Aunque en las democracias parlamentarias las luchas internas en los partidos son parte importante de la política, acallarlas, si se gobierna, con el llamamiento a la unidad y el argumento que los votantes castigan a los partidos con problemas internos, solo sirve como adormidera para evitar que nada se mueva.

Romper el bucle, entre su imperiosa necesidad para el sistema democrático y su cada día mayor deterioro ante los ciudadanos, posibilitó la aparición de las nuevas opciones políticas. Con un discurso crítico sobre los partidos tradicionales construyeron un relato alternativo, que si bien es cierto ha tenido repercusiones en la vida política y social del país, no ha evitado que estén reproduciendo ya muchos de los «vicios» que detestaban. Eso no quita reconocer sus aportaciones en la formulación de nuevas formas de participación y consulta cada vez más descafeinadas por la baja participación.

Los debates internos reducidos a los 124 caracteres de Twiter, el mensaje de Whatsapp o el click para votar a una u otra persona, han convertido la participación en esa democracia de sofá, crítica en las redes ,pero acomodada, desmovilizada, sin influencia y sin alternativas.

Los partidos tradicionales también intentan romper ese bucle con las primarias: En el PP a medio gas, perdiendo en 24 horas el 93% de su militancia , y corrigiendo con compromisarios la voluntad expresada por las bases . Entre los militantes socialistas como ya viene haciendo ese partido en los últimos años.

Recuerdo la euforia de los socialistas franceses cuando el duelo entre Hollande y S. Royal arrastró a tres millones de simpatizantes que pagaron tres euros y firmaron un manifiesto de apoyo por participar. Su contagio en el PDI italiano para elegir el candidato con millones de progresistas participando.
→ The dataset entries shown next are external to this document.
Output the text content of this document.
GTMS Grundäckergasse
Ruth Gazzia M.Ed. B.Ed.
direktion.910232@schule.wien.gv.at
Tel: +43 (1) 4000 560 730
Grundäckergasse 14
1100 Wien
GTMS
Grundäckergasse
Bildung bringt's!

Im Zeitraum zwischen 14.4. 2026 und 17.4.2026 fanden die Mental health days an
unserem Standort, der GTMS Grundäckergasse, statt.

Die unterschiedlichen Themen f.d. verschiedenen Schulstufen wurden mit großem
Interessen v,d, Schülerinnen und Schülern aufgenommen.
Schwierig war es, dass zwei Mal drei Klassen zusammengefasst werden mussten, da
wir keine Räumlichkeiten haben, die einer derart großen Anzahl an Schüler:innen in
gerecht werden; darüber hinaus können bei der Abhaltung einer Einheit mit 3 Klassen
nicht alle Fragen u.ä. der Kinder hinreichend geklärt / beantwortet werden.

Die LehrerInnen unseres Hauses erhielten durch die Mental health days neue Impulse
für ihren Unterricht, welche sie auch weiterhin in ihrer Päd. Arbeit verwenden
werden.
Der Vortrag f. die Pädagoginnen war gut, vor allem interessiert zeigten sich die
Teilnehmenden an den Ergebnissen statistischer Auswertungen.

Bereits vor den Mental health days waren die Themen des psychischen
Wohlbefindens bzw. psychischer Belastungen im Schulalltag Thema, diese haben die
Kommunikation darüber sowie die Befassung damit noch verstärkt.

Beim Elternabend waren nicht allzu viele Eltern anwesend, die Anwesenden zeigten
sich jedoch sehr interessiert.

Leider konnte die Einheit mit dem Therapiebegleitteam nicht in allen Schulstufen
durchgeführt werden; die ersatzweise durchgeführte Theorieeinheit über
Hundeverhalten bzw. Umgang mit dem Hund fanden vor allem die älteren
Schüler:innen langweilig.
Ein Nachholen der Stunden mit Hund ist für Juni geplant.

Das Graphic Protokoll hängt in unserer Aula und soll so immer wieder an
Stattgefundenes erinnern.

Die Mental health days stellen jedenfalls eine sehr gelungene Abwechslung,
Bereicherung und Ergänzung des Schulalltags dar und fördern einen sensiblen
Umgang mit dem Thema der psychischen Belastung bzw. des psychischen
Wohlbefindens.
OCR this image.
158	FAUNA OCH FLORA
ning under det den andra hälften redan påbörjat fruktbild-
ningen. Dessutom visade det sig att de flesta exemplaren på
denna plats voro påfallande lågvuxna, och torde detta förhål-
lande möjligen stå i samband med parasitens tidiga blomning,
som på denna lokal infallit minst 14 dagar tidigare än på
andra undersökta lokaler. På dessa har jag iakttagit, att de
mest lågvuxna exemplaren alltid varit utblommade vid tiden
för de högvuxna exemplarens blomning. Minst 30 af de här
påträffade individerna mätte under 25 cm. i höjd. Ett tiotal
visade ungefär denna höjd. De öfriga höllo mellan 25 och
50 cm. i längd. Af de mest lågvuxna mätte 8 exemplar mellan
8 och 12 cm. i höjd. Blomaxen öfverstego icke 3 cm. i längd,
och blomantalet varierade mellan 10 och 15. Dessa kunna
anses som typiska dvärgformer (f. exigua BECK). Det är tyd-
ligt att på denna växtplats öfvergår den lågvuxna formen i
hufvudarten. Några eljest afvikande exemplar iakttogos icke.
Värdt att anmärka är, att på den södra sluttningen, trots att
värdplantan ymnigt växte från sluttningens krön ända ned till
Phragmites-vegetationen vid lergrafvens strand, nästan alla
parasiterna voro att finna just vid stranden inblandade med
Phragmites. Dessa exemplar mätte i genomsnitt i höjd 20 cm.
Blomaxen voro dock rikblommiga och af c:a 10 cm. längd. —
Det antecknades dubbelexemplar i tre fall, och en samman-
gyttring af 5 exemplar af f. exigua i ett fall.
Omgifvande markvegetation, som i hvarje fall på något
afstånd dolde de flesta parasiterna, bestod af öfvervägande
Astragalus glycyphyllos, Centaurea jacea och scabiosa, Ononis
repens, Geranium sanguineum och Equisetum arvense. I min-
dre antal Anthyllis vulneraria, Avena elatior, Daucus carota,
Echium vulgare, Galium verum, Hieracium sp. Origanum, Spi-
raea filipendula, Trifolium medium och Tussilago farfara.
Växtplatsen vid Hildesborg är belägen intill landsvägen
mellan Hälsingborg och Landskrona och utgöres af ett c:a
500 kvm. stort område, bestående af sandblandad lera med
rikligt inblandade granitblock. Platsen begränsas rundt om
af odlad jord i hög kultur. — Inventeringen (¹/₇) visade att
Pero tras aquella explosión ciudadana comprometida con una forma de hacer política, las luces se apagaron, y la penumbra solo nos deja ver una consulta a los militantes cargada de prejuicios, controlada por los de siempre y sin posibilidad de motivar a los ciudadanos. Resuelve el problema de la elección de candidatos pero no rompe el aislamiento ni motiva la participación. Debatir ideas, proyectos y alternativas, precisan de un cambio en la cultura de estas organizaciones y en la sociedad. No es un problema generacional, de caras nuevas que den bien ante las cámaras. No se resuelve con jóvenes reproduciendo formas y clichés viejos. Ni con las redes sociales. Sin una sociedad civil potente, es imposible revitalizar la vida partidista. Conseguirlo no es tarea exclusiva de estas organizaciones, los ciudadanos debemos ser conscientes de que su debilidad es la nuestra, y la exigencia debe ir acompañada con el compromiso y la participación.